Former 'Walking Dead' Showrunner to Script 'The Shining' Prequel
by Ethan Anderton
April 11, 2013
Despite the fact that Stephen King's novel sequel to The Shining, titled Doctor Sleep, will hit shelves this September, last summer we learned that Warner Bros. was exploring the possibility of a prequel film to the classic Stanley Kubrick horror flick. Now there's been some progress on the development as Deadline reports former "The Walking Dead" showrunner Glen Mazzara is currently in talks to write the film currently titled The Overlook Hotel. Honestly, it seems like a bit cheap in the wake of the pseudo Psycho prequel series "Bates Motel" (though the series is set in present day), but we're not sure of the story just yet.

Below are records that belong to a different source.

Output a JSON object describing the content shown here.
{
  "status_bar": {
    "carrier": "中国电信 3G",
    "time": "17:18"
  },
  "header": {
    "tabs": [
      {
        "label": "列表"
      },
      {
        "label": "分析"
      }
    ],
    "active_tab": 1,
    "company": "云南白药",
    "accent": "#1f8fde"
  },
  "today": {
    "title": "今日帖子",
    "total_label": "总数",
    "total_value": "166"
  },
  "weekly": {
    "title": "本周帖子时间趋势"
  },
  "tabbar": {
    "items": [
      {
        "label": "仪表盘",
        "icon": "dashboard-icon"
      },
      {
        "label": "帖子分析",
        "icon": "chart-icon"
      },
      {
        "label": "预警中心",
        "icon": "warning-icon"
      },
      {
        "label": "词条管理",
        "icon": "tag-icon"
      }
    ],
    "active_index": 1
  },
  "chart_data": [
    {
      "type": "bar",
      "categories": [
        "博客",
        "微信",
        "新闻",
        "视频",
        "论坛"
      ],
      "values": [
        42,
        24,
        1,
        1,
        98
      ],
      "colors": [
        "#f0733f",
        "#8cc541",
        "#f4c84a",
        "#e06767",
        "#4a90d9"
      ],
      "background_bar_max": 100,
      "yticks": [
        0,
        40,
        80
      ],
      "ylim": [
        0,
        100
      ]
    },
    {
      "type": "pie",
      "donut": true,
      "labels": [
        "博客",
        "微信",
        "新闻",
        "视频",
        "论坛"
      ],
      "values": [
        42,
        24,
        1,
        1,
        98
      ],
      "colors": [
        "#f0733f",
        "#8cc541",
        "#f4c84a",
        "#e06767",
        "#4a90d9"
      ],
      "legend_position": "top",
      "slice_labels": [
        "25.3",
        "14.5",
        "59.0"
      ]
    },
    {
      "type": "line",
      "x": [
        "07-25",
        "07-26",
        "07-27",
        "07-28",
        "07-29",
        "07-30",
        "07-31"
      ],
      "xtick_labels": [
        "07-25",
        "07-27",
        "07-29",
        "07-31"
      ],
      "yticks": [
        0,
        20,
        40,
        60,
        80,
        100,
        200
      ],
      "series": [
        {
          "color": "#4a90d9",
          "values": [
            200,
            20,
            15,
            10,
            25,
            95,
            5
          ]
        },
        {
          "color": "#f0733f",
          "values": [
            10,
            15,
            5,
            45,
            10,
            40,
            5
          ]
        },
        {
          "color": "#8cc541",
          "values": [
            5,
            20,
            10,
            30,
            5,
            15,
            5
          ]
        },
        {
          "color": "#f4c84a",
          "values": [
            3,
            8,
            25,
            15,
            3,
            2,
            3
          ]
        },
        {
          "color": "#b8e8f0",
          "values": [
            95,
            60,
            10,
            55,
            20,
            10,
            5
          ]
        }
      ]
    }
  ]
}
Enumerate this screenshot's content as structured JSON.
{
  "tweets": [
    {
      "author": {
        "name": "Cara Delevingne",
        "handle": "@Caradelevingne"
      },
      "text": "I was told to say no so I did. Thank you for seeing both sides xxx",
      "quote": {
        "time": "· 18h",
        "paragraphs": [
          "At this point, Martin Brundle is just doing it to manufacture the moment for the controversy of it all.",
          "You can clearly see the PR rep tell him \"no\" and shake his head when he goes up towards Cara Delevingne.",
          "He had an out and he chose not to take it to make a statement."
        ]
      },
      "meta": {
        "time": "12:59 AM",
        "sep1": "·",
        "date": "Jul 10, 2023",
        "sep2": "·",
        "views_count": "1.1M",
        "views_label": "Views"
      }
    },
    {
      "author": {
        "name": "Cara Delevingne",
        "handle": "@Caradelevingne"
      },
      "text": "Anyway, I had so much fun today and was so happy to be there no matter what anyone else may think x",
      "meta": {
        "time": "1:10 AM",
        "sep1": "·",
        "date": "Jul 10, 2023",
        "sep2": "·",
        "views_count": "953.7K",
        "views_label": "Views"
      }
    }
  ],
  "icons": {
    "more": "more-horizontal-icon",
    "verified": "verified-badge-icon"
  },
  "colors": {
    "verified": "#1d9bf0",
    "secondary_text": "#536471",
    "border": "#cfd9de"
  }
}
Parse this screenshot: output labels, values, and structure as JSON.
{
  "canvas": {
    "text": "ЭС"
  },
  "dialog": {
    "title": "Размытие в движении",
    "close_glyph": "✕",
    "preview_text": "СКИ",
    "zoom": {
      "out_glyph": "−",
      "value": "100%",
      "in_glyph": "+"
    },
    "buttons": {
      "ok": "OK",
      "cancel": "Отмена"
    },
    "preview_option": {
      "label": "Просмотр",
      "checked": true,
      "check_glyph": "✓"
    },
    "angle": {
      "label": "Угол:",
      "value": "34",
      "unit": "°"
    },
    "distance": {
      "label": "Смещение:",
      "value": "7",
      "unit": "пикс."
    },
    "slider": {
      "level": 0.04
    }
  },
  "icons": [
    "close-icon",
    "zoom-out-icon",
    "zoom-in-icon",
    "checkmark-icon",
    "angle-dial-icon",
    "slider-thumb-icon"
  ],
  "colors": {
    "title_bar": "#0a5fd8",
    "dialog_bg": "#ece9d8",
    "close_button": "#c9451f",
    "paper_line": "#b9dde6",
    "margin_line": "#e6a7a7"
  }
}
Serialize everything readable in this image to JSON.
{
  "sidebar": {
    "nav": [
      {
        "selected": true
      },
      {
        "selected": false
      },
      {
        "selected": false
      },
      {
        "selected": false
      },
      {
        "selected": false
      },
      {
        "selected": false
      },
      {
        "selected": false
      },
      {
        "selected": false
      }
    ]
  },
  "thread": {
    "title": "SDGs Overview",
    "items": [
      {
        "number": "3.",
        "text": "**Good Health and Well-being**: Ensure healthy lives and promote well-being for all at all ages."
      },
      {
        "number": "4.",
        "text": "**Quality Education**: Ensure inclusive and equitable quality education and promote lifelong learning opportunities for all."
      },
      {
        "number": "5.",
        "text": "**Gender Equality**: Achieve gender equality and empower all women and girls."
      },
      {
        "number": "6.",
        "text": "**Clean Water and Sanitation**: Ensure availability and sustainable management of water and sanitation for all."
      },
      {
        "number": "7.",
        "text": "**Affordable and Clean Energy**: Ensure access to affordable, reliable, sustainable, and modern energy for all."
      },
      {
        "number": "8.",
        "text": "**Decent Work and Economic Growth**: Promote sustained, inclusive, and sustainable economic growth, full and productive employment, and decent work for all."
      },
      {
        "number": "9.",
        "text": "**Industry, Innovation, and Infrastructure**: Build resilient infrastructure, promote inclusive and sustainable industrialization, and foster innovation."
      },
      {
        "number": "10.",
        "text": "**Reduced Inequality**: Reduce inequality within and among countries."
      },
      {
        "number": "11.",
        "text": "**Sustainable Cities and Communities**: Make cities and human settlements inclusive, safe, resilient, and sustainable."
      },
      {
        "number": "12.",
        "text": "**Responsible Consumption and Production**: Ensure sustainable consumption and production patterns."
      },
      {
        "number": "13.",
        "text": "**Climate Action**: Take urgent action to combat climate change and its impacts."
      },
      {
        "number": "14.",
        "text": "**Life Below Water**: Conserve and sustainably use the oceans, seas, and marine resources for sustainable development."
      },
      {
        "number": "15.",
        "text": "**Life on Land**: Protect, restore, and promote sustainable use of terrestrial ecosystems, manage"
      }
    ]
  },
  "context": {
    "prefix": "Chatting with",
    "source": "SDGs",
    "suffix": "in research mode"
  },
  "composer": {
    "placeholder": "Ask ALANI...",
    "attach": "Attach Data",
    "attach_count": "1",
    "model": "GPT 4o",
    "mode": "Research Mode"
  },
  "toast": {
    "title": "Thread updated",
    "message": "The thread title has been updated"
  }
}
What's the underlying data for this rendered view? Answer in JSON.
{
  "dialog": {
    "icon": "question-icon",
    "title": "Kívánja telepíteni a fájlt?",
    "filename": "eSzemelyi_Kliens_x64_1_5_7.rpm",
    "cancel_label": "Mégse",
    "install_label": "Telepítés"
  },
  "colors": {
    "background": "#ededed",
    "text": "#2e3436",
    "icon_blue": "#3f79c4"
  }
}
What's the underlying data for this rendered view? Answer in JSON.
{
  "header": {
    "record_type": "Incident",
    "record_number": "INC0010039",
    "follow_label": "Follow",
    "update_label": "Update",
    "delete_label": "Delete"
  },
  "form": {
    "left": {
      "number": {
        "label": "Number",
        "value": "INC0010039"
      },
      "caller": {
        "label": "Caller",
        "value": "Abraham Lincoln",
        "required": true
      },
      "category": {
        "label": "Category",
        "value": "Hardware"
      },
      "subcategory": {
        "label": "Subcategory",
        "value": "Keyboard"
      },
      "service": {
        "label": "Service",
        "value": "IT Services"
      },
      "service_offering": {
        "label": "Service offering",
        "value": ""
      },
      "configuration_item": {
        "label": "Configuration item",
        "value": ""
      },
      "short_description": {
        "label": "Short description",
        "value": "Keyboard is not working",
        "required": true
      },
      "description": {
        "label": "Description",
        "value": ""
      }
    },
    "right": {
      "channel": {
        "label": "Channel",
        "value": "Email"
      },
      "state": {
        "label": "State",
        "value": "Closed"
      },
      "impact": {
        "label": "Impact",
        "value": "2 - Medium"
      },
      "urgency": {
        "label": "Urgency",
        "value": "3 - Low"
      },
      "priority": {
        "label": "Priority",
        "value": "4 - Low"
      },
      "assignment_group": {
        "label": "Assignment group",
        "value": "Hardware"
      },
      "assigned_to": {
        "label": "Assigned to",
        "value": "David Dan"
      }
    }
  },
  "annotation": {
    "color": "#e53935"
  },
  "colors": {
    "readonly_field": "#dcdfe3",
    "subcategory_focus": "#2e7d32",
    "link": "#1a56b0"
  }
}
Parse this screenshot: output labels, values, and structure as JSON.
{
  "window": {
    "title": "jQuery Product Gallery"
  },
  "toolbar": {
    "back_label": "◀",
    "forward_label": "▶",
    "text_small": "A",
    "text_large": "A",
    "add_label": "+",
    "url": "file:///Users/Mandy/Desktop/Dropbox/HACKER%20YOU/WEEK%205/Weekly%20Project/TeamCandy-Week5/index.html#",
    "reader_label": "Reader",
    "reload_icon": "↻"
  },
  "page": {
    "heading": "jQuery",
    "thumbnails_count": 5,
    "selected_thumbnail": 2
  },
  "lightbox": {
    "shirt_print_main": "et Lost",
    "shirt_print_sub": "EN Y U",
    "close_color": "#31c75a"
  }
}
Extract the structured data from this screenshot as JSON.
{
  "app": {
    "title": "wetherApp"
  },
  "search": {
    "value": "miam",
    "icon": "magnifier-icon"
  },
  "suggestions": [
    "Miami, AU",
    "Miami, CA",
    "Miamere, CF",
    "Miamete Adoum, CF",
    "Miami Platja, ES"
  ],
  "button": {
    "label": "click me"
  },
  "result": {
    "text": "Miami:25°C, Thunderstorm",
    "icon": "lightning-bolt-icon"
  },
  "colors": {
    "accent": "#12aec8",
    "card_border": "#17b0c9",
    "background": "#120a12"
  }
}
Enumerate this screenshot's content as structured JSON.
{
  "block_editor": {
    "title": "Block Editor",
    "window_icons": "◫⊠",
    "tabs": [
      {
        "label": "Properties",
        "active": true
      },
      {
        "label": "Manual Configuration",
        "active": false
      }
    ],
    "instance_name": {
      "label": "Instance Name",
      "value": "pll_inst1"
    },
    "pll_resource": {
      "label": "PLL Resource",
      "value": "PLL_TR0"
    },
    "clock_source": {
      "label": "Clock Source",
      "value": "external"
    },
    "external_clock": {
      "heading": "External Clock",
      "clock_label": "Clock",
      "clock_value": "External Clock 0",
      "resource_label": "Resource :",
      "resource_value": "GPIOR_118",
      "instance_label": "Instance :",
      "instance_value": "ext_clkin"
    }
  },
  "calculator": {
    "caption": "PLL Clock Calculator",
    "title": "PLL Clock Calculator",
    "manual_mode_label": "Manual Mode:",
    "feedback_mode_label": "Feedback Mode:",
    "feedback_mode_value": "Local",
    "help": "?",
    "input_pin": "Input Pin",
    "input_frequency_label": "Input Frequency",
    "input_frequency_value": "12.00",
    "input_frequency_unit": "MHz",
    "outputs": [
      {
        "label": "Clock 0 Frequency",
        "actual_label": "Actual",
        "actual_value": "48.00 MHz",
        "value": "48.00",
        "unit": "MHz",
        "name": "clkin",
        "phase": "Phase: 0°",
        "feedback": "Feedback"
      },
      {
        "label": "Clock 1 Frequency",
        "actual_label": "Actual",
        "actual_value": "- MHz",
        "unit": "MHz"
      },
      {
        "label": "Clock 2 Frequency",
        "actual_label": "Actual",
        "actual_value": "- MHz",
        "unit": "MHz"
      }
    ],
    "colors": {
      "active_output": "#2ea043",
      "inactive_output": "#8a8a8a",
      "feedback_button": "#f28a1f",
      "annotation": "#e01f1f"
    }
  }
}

When news surfaced of the project, Laeta Kalogridis (Shutter Island) had been tapped to produce, along with her partners Bradley Fischer and James Vanderbilt, and the film would focus on the events that happen before Jack Torrance (Jack Nicholson) arrive at the Overlook Hotel. My big question is do they have the rights to any source material from Stephen King to help guide this story, or is it all being created from scratch? EW has a quote from King saying:
"There’s a real question about whether or not they have the rights to ‘Before the Play,’ which was the prologue cut from the book — because the epilogue to the book was called ‘After the Play.’ So they were bookends, and there was really scary stuff in that prologue that wouldn’t make a bad movie. Am I eager to see that happen? No I am not. And there’s some real question about what rights Warner Bros. does still have. The Shining is such an old book now that the copyright comes back to me. Arguably, the film rights lapse — so we’ll see. We’re looking into that. I’m not saying I would put a stop to the project, because I’m sort of a nice guy. When I was a kid, my mother said, ‘Stephen if you were a girl, you’d always be pregnant.’ I have a tendency to let people develop things. I’m always curious to see what will happen. But you know what? I would be just as happy if it didn’t happen."
One would think that King might be consulting on the project, but it's hard to say since the author wasn't a big fan of what King did with his book on the big screen. Plus, that quote seems to indicate that he's not involved in any capacity since he doesn't have the copyright, or at least is figuring out those details as Warner Bros. moves forward on the project. It does seem to be treading dangerous territory for horror and Kubrick fans alike as The Shining is one of the most revered horror films ever made. Thoughts?